Traceback (most recent call last):
  File "D:/Projects/Mega Sync/megasync.py", line 18, in <module>
    jsonRespone = simplejson.loads(file4)
  File "D:\Projects\Mega Sync\simplejson\__init__.py", line 453, in loads
    return _default_decoder.decode(s)
  File "D:\Projects\Mega Sync\simplejson\decoder.py", line 429, in decode
    obj, end = self.raw_decode(s)
  File "D:\Projects\Mega Sync\simplejson\decoder.py", line 451, in raw_decode
    raise JSONDecodeError("No JSON object could be decoded", s, idx)
simplejson.decoder.JSONDecodeError: No JSON object could be decoded: line 1 column 0 (char 0)

EDIT:

I was asked where I got the string from.
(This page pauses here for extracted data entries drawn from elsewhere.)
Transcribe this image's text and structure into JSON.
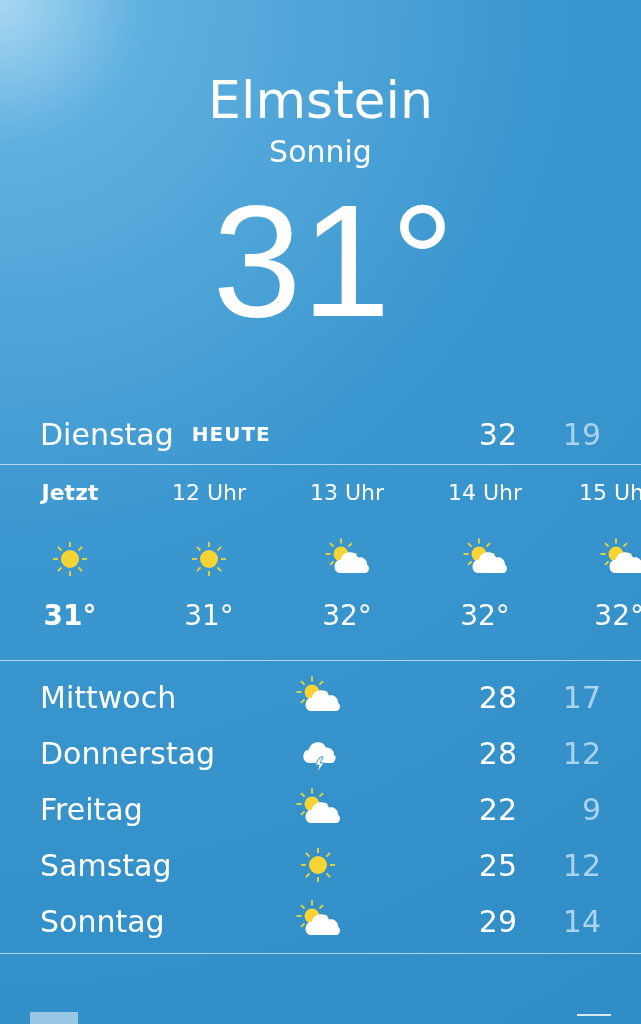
{
  "header": {
    "city": "Elmstein",
    "condition": "Sonnig",
    "temperature": "31°"
  },
  "today": {
    "day": "Dienstag",
    "label": "HEUTE",
    "high": "32",
    "low": "19"
  },
  "hourly": [
    {
      "time": "Jetzt",
      "kind": "sunny",
      "temp": "31°",
      "selected": true
    },
    {
      "time": "12 Uhr",
      "kind": "sunny",
      "temp": "31°",
      "selected": false
    },
    {
      "time": "13 Uhr",
      "kind": "partly-cloudy",
      "temp": "32°",
      "selected": false
    },
    {
      "time": "14 Uhr",
      "kind": "partly-cloudy",
      "temp": "32°",
      "selected": false
    },
    {
      "time": "15 Uh",
      "kind": "partly-cloudy",
      "temp": "32°",
      "selected": false
    }
  ],
  "daily": [
    {
      "day": "Mittwoch",
      "kind": "partly-cloudy",
      "high": "28",
      "low": "17"
    },
    {
      "day": "Donnerstag",
      "kind": "thunder",
      "high": "28",
      "low": "12"
    },
    {
      "day": "Freitag",
      "kind": "partly-cloudy",
      "high": "22",
      "low": "9"
    },
    {
      "day": "Samstag",
      "kind": "sunny",
      "high": "25",
      "low": "12"
    },
    {
      "day": "Sonntag",
      "kind": "partly-cloudy",
      "high": "29",
      "low": "14"
    }
  ]
}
It's a response to searching for a file using the Mega API. I'm using the module found here. https://github.com/richardasaurus/mega.py The code itself looks like this:

from mega import Mega
mega = Mega({'verbose': True})
m = mega.login(email, password)
file = m.find('A Bullet For Pretty Boy - 1 - Dial M For Murder.mp3')
print file

Answer 1

The thing you are getting from m.find is just a python tuple, where the 1-st (next after the 0th) element is a dictionary:

(u'99M1Tazb',
 {u'a': {u'n': u'test.txt'}, 
  u'h': u'99M1Tazb', 
  u'k': (1145485578, 1435138417, 702505527, 274874292), 
  u'ts': 1373482712,
  'iv': (1883603069, 763415510, 0, 0), 
  u'p': u'9td12YaY', 
  u's': 0, 
  'meta_mac': (1091379956, 402442960),
  u'u': u'79_166PAQCA', 
  u't': 0,
  'key': (872626551, 2013967015, 1758609603, 127858020, 1883603069, 763415510, 1091379956, 402442960)})

To get the filename, just use:

print file[1]['a']['n'] 

So, no need to use simplejson at all.